The New York Giants did the unthinkable: They finally made the quarterback room feel legitimately decent. With Russell Wilson now locked in on a one-year deal and Jameis Winston also in the fold, this team is finally trying to bring some order to the offensive chaos that defined 2024.
Wilson might not be the long-term answer, but after what Giants fans had to sit through last season, he doesn’t have to be. This team just needs someone who can complete a forward pass, hit a deep shot once in a while, and keep them in games. That alone would be a huge upgrade from last year’s group which averaged just 16.1 points per game and went 3-14 in the most painful fashion possible.
Literal planes were flying over MetLife Stadium calling for everyone to be fired. It was dark times.
So, what exactly would success look like for Russ in 2025? According to failed NFL player turned hot-take media personality Emmanuel Acho, there’s only one way to judge it—and that’s where things get a little murky.
Emmanuel Acho sets bold bar for Russell Wilson’s success in New York
While hosting FS1’s The Facility alongside LeSean McCoy, James Jones, and Chase Daniel, Emmanuel Acho didn’t hold back:
“A successful season for Russ is to win nine games. Win nine games. I do not care what you do individually because I don’t think the world cares what you do individually,” Acho said. “I was talking about Russell Wilson yesterday with some of his close confidants, and I was talking about the fact that Russell Wilson, over the last two seasons, has 42 touchdowns and only 13 interceptions.
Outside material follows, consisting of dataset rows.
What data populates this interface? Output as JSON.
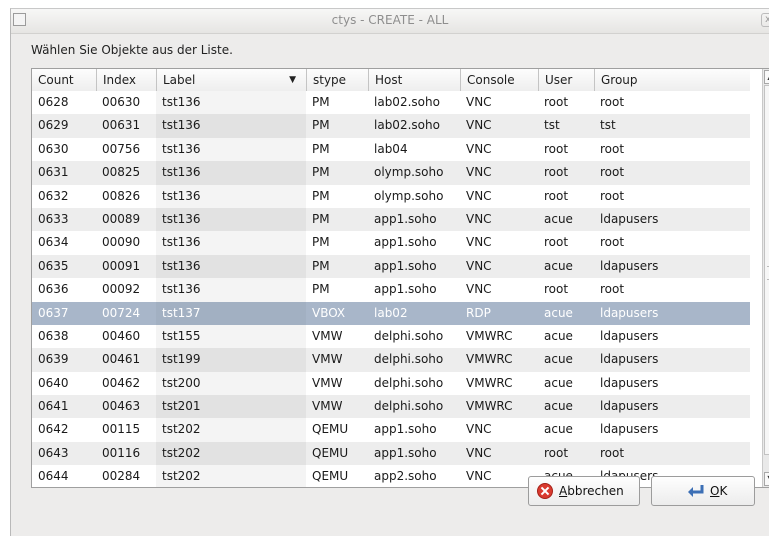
{
  "window": {
    "title": "ctys - CREATE - ALL",
    "close_glyph": "x"
  },
  "prompt": "Wählen Sie Objekte aus der Liste.",
  "columns": [
    "Count",
    "Index",
    "Label",
    "stype",
    "Host",
    "Console",
    "User",
    "Group"
  ],
  "sort_indicator": "▼",
  "rows": [
    [
      "0628",
      "00630",
      "tst136",
      "PM",
      "lab02.soho",
      "VNC",
      "root",
      "root"
    ],
    [
      "0629",
      "00631",
      "tst136",
      "PM",
      "lab02.soho",
      "VNC",
      "tst",
      "tst"
    ],
    [
      "0630",
      "00756",
      "tst136",
      "PM",
      "lab04",
      "VNC",
      "root",
      "root"
    ],
    [
      "0631",
      "00825",
      "tst136",
      "PM",
      "olymp.soho",
      "VNC",
      "root",
      "root"
    ],
    [
      "0632",
      "00826",
      "tst136",
      "PM",
      "olymp.soho",
      "VNC",
      "root",
      "root"
    ],
    [
      "0633",
      "00089",
      "tst136",
      "PM",
      "app1.soho",
      "VNC",
      "acue",
      "ldapusers"
    ],
    [
      "0634",
      "00090",
      "tst136",
      "PM",
      "app1.soho",
      "VNC",
      "root",
      "root"
    ],
    [
      "0635",
      "00091",
      "tst136",
      "PM",
      "app1.soho",
      "VNC",
      "acue",
      "ldapusers"
    ],
    [
      "0636",
      "00092",
      "tst136",
      "PM",
      "app1.soho",
      "VNC",
      "root",
      "root"
    ],
    [
      "0637",
      "00724",
      "tst137",
      "VBOX",
      "lab02",
      "RDP",
      "acue",
      "ldapusers"
    ],
    [
      "0638",
      "00460",
      "tst155",
      "VMW",
      "delphi.soho",
      "VMWRC",
      "acue",
      "ldapusers"
    ],
    [
      "0639",
      "00461",
      "tst199",
      "VMW",
      "delphi.soho",
      "VMWRC",
      "acue",
      "ldapusers"
    ],
    [
      "0640",
      "00462",
      "tst200",
      "VMW",
      "delphi.soho",
      "VMWRC",
      "acue",
      "ldapusers"
    ],
    [
      "0641",
      "00463",
      "tst201",
      "VMW",
      "delphi.soho",
      "VMWRC",
      "acue",
      "ldapusers"
    ],
    [
      "0642",
      "00115",
      "tst202",
      "QEMU",
      "app1.soho",
      "VNC",
      "acue",
      "ldapusers"
    ],
    [
      "0643",
      "00116",
      "tst202",
      "QEMU",
      "app1.soho",
      "VNC",
      "root",
      "root"
    ],
    [
      "0644",
      "00284",
      "tst202",
      "QEMU",
      "app2.soho",
      "VNC",
      "acue",
      "ldapusers"
    ]
  ],
  "selected_row_index": 9,
  "buttons": {
    "cancel_mnemonic": "A",
    "cancel_rest": "bbrechen",
    "ok_mnemonic": "O",
    "ok_rest": "K"
  },
  "scrollbar": {
    "up_glyph": "▲",
    "down_glyph": "▼"
  },
  "colors": {
    "selection": "#a8b6c9",
    "cancel_icon": "#d93a2f",
    "ok_icon": "#3c6fb5"
  }
}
How do you have 42 touchdowns, 13 interceptions over the last two seasons, and you’re on your third team? What you do individually, Russell Wilson, does not matter nearly as much as what you do collectively.”
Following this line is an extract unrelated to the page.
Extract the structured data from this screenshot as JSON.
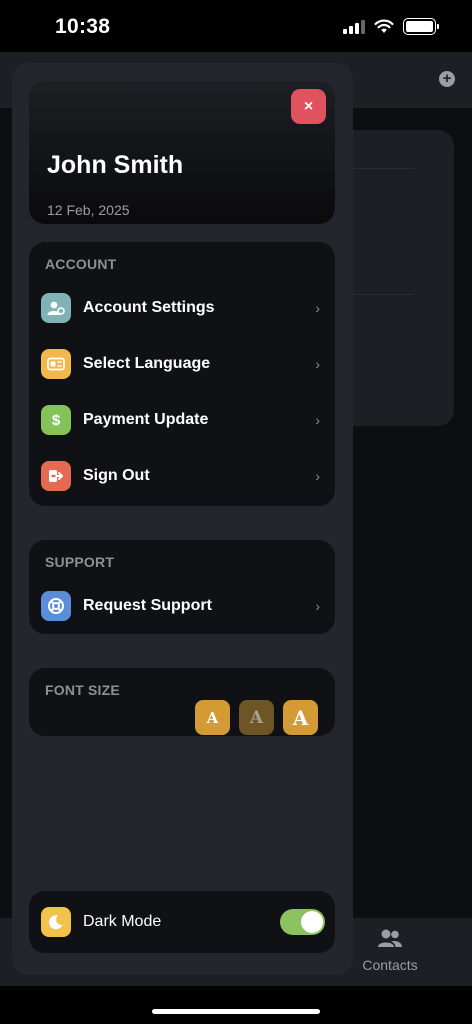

It’s a strong take—and not without some merit—but there’s a lot to unpack here.
Yes, Wilson has a lot to prove. Yes, team success will factor heavily into how his time in New York is viewed. But demanding nine wins from a quarterback on his third team in three years, at age 36, with one of the league’s worst offenses from a season ago? That’s a lot to ask.
He’d need to double last year’s win total with the same players that just averaged 16.1 points per game, which was the second-worst in the league. In all fairness, Acho's co-host Chase Daniel did say Wilson needed 10 wins for a successful season, so Acho's analysis wasn't the most egregious, but both are off base.
Success for Wilson shouldn’t just be about the win column. It should be about bringing some darn stability. Making the offense watchable again. Hitting Malik Nabers deep. Giving the Giants a chance in the fourth quarter. That’s success, too. And if they draft a rookie quarterback, mentor the kid. That's success. Thinking he needs to essentially keep them in the playoff hunt next year just to be deemed successful is already setting this experiment up for failure.
Nine wins would be great. But being frisky, elevating the team, and giving fans hope—that’ll go a long way in 2025. Success can come in many different ways. Winning shouldn't be all of them.